Knowledge tech and dreams
Practically every rabbit hole I fell down led to the same conclusion: in order to solve the world’s biggest challenges, we need to figure out how we can create enough collective wisdom to do so.
When I was a teenager, my family and I moved back to Finnish Lapland from the Bay Area where we had spent the second half of my childhood. It was somewhat intense for me. I was a 15 year old California kid stuck in the middle of nowhere — far from my friends and what I felt like was the centre of civilisation at the time. I started to wonder what really was the purpose of life. Why was I here? How bizarre was it that I happened to be alive, co-existing with these people, in this specific moment in time and space? And furthermore, what was this incredible species I was a part of? How did we get here, and where are we going?
I began to think a lot about that last part: where we are going. The more I reflected on it, the more acutely aware I became about the importance of this question. And frankly found it entirely absurd that this wasn’t being discussed, widely across society, all the time. I remember asking my physics teacher what his thoughts where, if he didn’t find it ridiculous that people spent so much time and energy on minute details when we had the whole future of everything to deal with?
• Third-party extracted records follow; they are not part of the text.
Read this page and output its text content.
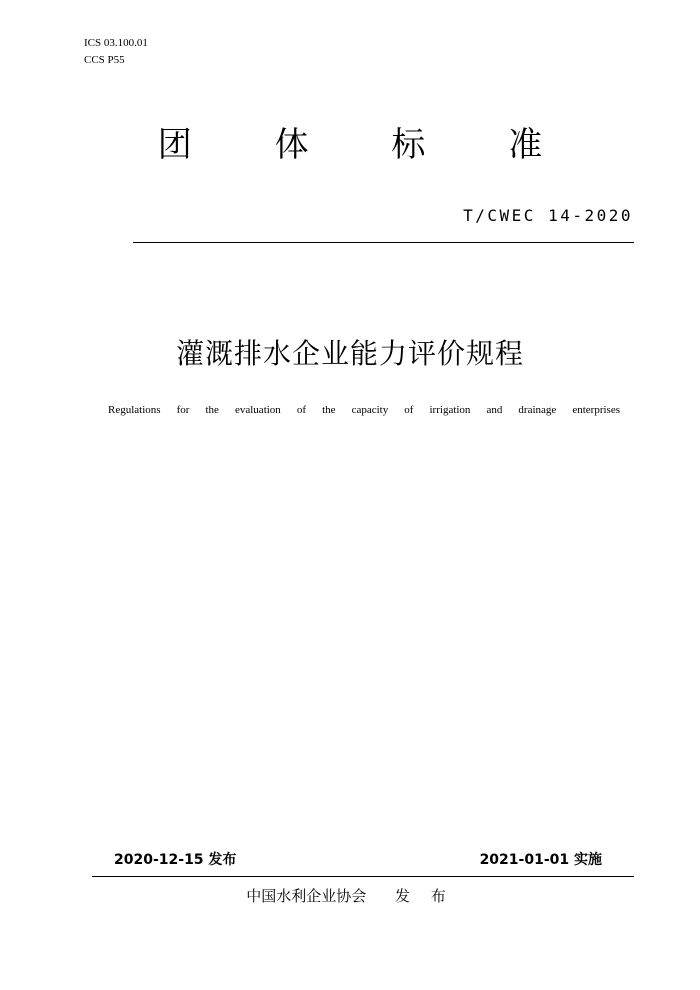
ICS 03.100.01
CCS P55
团 体 标 准
T/CWEC 14-2020
灌溉排水企业能力评价规程
Regulations for the evaluation of the capacity of irrigation and drainage enterprises
2020-12-15 发布	2021-01-01 实施
中国水利企业协会 发 布
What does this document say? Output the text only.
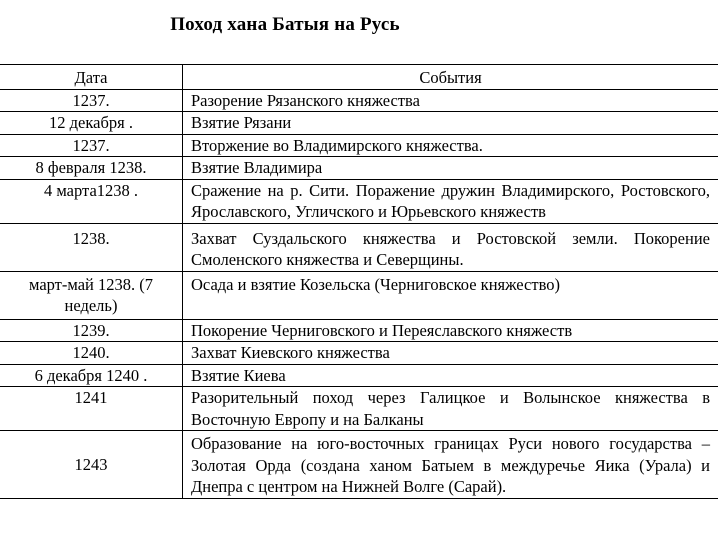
Поход хана Батыя на Русь
Дата	События
1237.	Разорение Рязанского княжества
12 декабря .	Взятие Рязани
1237.	Вторжение во Владимирского княжества.
8 февраля 1238.	Взятие Владимира
4 марта1238 .	Сражение на р. Сити. Поражение дружин Владимирского, Ростовского, Ярославского, Угличского и Юрьевского княжеств
1238.	Захват Суздальского княжества и Ростовской земли. Покорение Смоленского княжества и Северщины.
март-май 1238. (7 недель)	Осада и взятие Козельска (Черниговское княжество)
1239.	Покорение Черниговского и Переяславского княжеств
1240.	Захват Киевского княжества
6 декабря 1240 .	Взятие Киева
1241	Разорительный поход через Галицкое и Волынское княжества в Восточную Европу и на Балканы
1243	Образование на юго-восточных границах Руси нового государства – Золотая Орда (создана ханом Батыем в междуречье Яика (Урала) и Днепра с центром на Нижней Волге (Сарай).
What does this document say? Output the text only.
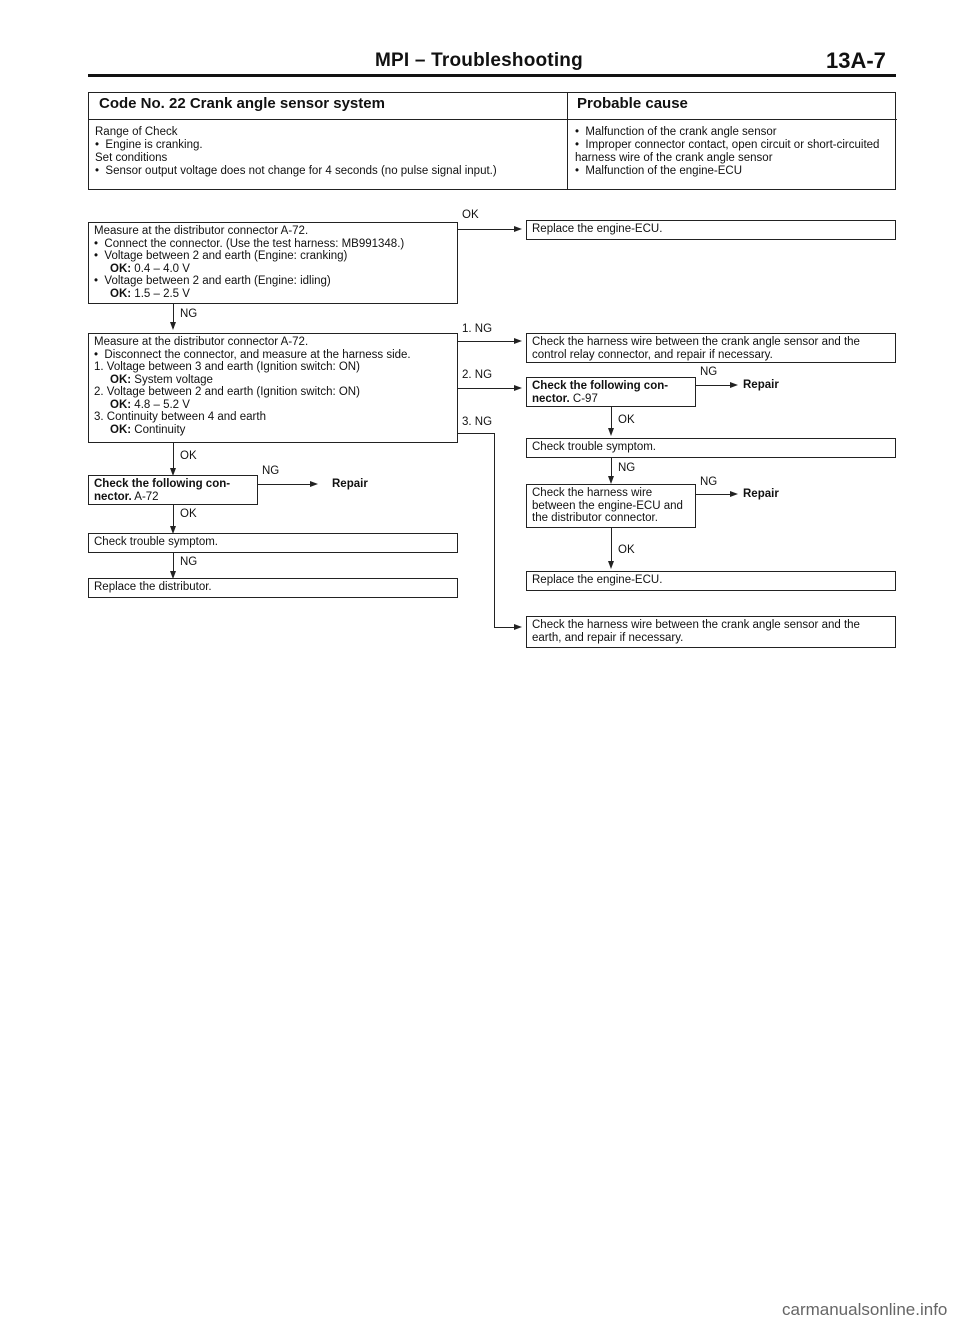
MPI – Troubleshooting	13A-7
Code No. 22 Crank angle sensor system	Probable cause
Range of Check
•  Engine is cranking.
Set conditions
•  Sensor output voltage does not change for 4 seconds (no pulse signal input.)
•  Malfunction of the crank angle sensor
•  Improper connector contact, open circuit or short-circuited harness wire of the crank angle sensor
•  Malfunction of the engine-ECU
Measure at the distributor connector A-72.
•  Connect the connector. (Use the test harness: MB991348.)
•  Voltage between 2 and earth (Engine: cranking)
OK: 0.4 – 4.0 V
•  Voltage between 2 and earth (Engine: idling)
OK: 1.5 – 2.5 V
OK
Replace the engine-ECU.
NG
Measure at the distributor connector A-72.
•  Disconnect the connector, and measure at the harness side.
1. Voltage between 3 and earth (Ignition switch: ON)
OK: System voltage
2. Voltage between 2 and earth (Ignition switch: ON)
OK: 4.8 – 5.2 V
3. Continuity between 4 and earth
OK: Continuity
1. NG
Check the harness wire between the crank angle sensor and the control relay connector, and repair if necessary.
2. NG
Check the following con-nector. C-97
NG
Repair
OK
Check trouble symptom.
NG
Check the harness wire between the engine-ECU and the distributor connector.
NG
Repair
OK
Replace the engine-ECU.
3. NG
Check the harness wire between the crank angle sensor and the earth, and repair if necessary.
OK
Check the following con-nector. A-72
NG
Repair
OK
Check trouble symptom.
NG
Replace the distributor.
carmanualsonline.info
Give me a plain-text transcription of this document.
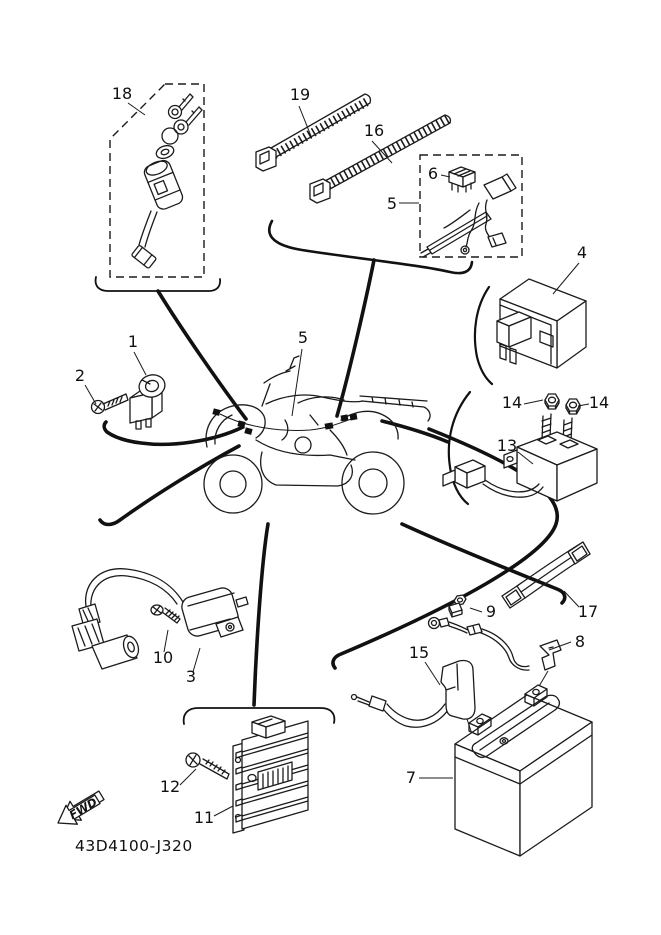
FWD
43D4100-J320
18	19
16
6
5
4
1
2
5
14	14
13
9	17
8
15
10
3
7
12
11
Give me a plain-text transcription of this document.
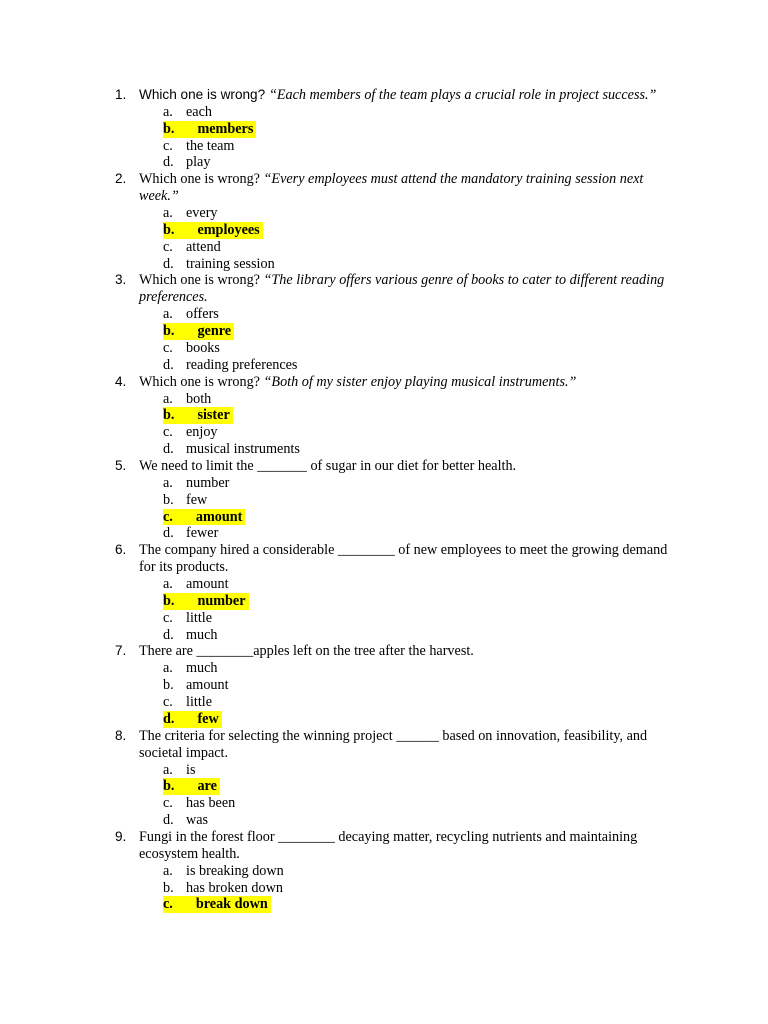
1. Which one is wrong? “Each members of the team plays a crucial role in project success.”
a. each
b. members
c. the team
d. play
2. Which one is wrong? “Every employees must attend the mandatory training session next week.”
a. every
b. employees
c. attend
d. training session
3. Which one is wrong? “The library offers various genre of books to cater to different reading preferences.
a. offers
b. genre
c. books
d. reading preferences
4. Which one is wrong? “Both of my sister enjoy playing musical instruments.”
a. both
b. sister
c. enjoy
d. musical instruments
5. We need to limit the _______ of sugar in our diet for better health.
a. number
b. few
c. amount
d. fewer
6. The company hired a considerable ________ of new employees to meet the growing demand for its products.
a. amount
b. number
c. little
d. much
7. There are ________apples left on the tree after the harvest.
a. much
b. amount
c. little
d. few
8. The criteria for selecting the winning project ______ based on innovation, feasibility, and societal impact.
a. is
b. are
c. has been
d. was
9. Fungi in the forest floor ________ decaying matter, recycling nutrients and maintaining ecosystem health.
a. is breaking down
b. has broken down
c. break down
As time went on, my curiosity around existence, consciousness, and our common future grew. Eventually, I discovered existential risk as a formalised field of study and found it both beautiful and immensely relieving that there was a group of scholars and thinkers working on this. I started familiarising myself with the literature, diving into each risk category — climate, AI risks, nuclear war, biotechnology, and more. It became increasingly apparent to me that solving a single one of these threats wouldn’t get us to a place of greater safety. The more I read, the more I began to feel we were facing something so much bigger, deeper, and more fundamental than we were willing to admit. The world had changed, but our ways of living, collaborating, and governing couldn’t keep up.
I went through several phases and thought experiments on how I could work on this problem. In 2017, I was trying to figure out how I could build a virtual country on blockchain — thinking that would enable us to redefine our relationship, ideas, and purpose regarding nation states. (Was very happy to see Balaji Srinivasan publish The Network State last year!) I became so infatuated with the concept that I started obsessing over the power of the thought itself, wondering if the mere idea was more influential than the actual existence of it at this stage. I imagined how we could utilise the power of culture to communicate the most interesting ideas to more people. Logic being: if X number of people thought about Y, could that lead Z number of people to build something. Perhaps that could bring lasting change.
In the end, practically every rabbit hole I fell down led to the same conclusion: in order to solve the world’s biggest challenges — across climate, AI risk, nuclear, or whatever it may be — we ultimately need to address the foundational question of how we can create enough collective wisdom to do so. The internet gives us a massive opportunity here. We have all the data and information in the world, and plenty of ways to organise it for the purpose of ‘productivity’. The next iteration of the social internet has to be about more sense-making, creativity, and authentic self-expression. We want to shift the focus from productivity to creativity, to turn data → information, information → knowledge, and knowledge → wisdom.
This techno-social way of thought is the starting premise of Sane, and if I may be so hopeful, the knowledge tech community as a whole. I feel we are on the brink of something big that could permanently change the course of humankind, for the better. These ideas are being advanced by brilliant fellow founders and thinkers like the Collective Media crew, this group of misfits, Jerry Michalski, Steve Huffman, and enablers such as John Borthwick, Ev Williams, and Cyan Banister. This gives me a lot of confidence that we will see the ‘countercultured dream of empowered individualism, collaborative community, and spiritual communion’, as Fred Turner puts it, alive and well on the internet.
The more one learns the more one realises that all the major problems are just coordination problem.